Interventions are actions taken during beef processing to reduce microbial contamination of carcasses. They can be GHP-based and hazard-based in their nature. GHP-based measures are pre-requisites to hazard-based measures, are qualitative in nature, and based on empirical knowledge and experience. Some examples of GHP-based control measures applied throughout slaughter and dressing process are: cleaning and disinfection of lairage-to-stunning areas, hide cleanliness assessment, bunging, rodding, hide removal methods, trimming, chilling, and sanitation of tools/equipment. On the other hand, hazard-based intervention measures are developed from scientific research to specifically control certain hazards and are able to provide demonstrable and quantifiable reduction in bacterial load. Some examples of hazard-based intervention measures are a range of different interventions for cattle hides and carcass meat mostly aimed at microbial removal, immobilisation and/or killing: animal coat clipping or microbial immobilisation, thermal treatments, chemical treatments (organic acids, chlorine compounds, oxidisers, sanitisers, etc).

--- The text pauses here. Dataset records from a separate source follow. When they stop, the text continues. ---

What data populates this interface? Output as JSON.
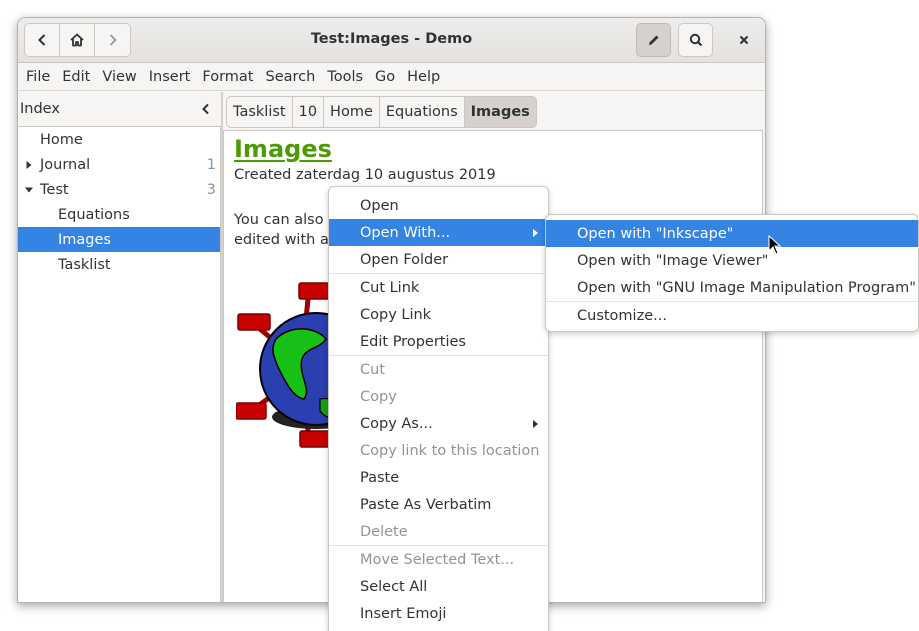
{
  "window": {
    "title": "Test:Images - Demo",
    "nav_buttons": [
      {
        "name": "back",
        "icon": "chevron-left-icon"
      },
      {
        "name": "home",
        "icon": "home-icon"
      },
      {
        "name": "forward",
        "icon": "chevron-right-icon"
      }
    ],
    "header_actions": [
      {
        "name": "edit",
        "icon": "pencil-icon",
        "active": true
      },
      {
        "name": "search",
        "icon": "search-icon"
      },
      {
        "name": "close",
        "icon": "close-icon"
      }
    ]
  },
  "menubar": [
    "File",
    "Edit",
    "View",
    "Insert",
    "Format",
    "Search",
    "Tools",
    "Go",
    "Help"
  ],
  "sidebar": {
    "title": "Index",
    "collapse_icon": "chevron-left-icon",
    "items": [
      {
        "label": "Home",
        "level": 0,
        "expander": "",
        "count": ""
      },
      {
        "label": "Journal",
        "level": 0,
        "expander": "collapsed",
        "count": "1"
      },
      {
        "label": "Test",
        "level": 0,
        "expander": "expanded",
        "count": "3"
      },
      {
        "label": "Equations",
        "level": 1,
        "expander": "",
        "count": ""
      },
      {
        "label": "Images",
        "level": 1,
        "expander": "",
        "count": "",
        "selected": true
      },
      {
        "label": "Tasklist",
        "level": 1,
        "expander": "",
        "count": ""
      }
    ]
  },
  "pathbar": [
    {
      "label": "Tasklist"
    },
    {
      "label": "10"
    },
    {
      "label": "Home"
    },
    {
      "label": "Equations"
    },
    {
      "label": "Images",
      "active": true
    }
  ],
  "page": {
    "heading": "Images",
    "created": "Created zaterdag 10 augustus 2019",
    "paragraph_line1": "You can also in",
    "paragraph_line2": "edited with any",
    "heading_color": "#4e9a06"
  },
  "context_menu": {
    "items": [
      {
        "label": "Open",
        "enabled": true
      },
      {
        "label": "Open With...",
        "enabled": true,
        "submenu": true,
        "highlighted": true
      },
      {
        "label": "Open Folder",
        "enabled": true
      },
      {
        "separator": true
      },
      {
        "label": "Cut Link",
        "enabled": true
      },
      {
        "label": "Copy Link",
        "enabled": true
      },
      {
        "label": "Edit Properties",
        "enabled": true
      },
      {
        "separator": true
      },
      {
        "label": "Cut",
        "enabled": false
      },
      {
        "label": "Copy",
        "enabled": false
      },
      {
        "label": "Copy As...",
        "enabled": true,
        "submenu": true
      },
      {
        "label": "Copy link to this location",
        "enabled": false
      },
      {
        "label": "Paste",
        "enabled": true
      },
      {
        "label": "Paste As Verbatim",
        "enabled": true
      },
      {
        "label": "Delete",
        "enabled": false
      },
      {
        "separator": true
      },
      {
        "label": "Move Selected Text...",
        "enabled": false
      },
      {
        "label": "Select All",
        "enabled": true
      },
      {
        "label": "Insert Emoji",
        "enabled": true
      }
    ]
  },
  "open_with_submenu": {
    "items": [
      {
        "label": "Open with \"Inkscape\"",
        "highlighted": true
      },
      {
        "label": "Open with \"Image Viewer\""
      },
      {
        "label": "Open with \"GNU Image Manipulation Program\""
      },
      {
        "separator": true
      },
      {
        "label": "Customize..."
      }
    ]
  },
  "colors": {
    "accent": "#3584e4",
    "disabled_text": "#929595",
    "text": "#2e3436"
  }
}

EU legislation allows the use of treatments to remove surface contamination during slaughter, but only after following appropriate consideration and a risk assessment by EFSA, and approval of such treatments by the regulatory authorities. In order to investigate intervention’s performance (e.g. efficacy against chosen indicator microorganism or foodborne pathogen), the first step is to design the study using appropriate methodology. Evaluating intervention’s effects usually require consideration of several aspects: expected prevalence/levels of microorganism on the carcasses, sample size, expected reduction effect in the prevalence/numbers, randomisation and blinding, addressing possible confounders and bias, intervention application parameters (time, temperature, concentration, mode of application), sampling plan, data analysis and correct data reporting. Intervention studies are most often experimental in their nature, and as such, have study subjects assigned to a treated group or a control group before the start of the intervention. They can be performed under highly controlled conditions in the laboratory or research (pilot plant) facilities, or under field/commercial (abattoir) conditions, which are less controlled and evaluate real life intervention performance. As experimental studies, randomised controlled trials can be considered as providing the strongest research evidence and are a “gold standard” for evaluating interventions. In this case, study samples are allocated to intervention/comparison groups with a natural exposure to microorganisms and then evaluated for outcomes, or samples can be artificially inoculated and then allocated to the intervention groups (so-called “challenge trials”). Sometimes when it is not feasible to create control group, study observations (for intervention outcome) are made on the same population before and after receiving an intervention (so-called quasi experiments or before-and-after trials).
Systematic error (bias) is very important when designing the study. Bias is an effect at any stage of a study that produces results that systematically depart from the true value, e.g. when the estimate of intervention efficacy differs from the true value in the source population. Bias may lead to either an over- or under-estimation of the intervention effect. There may be five domains through which bias might be introduced into the result (1) bias arising from the randomisation process; (2) bias due to deviations from intended interventions; (3) bias due to missing outcome data; (4) bias in measurement of the outcome; (5) bias in selection of the reported result. The risk-of-bias assessment can be performed using pre-specified tool from the Cochrane Collaboration’s recommended tools for randomized and non-randomized study designs.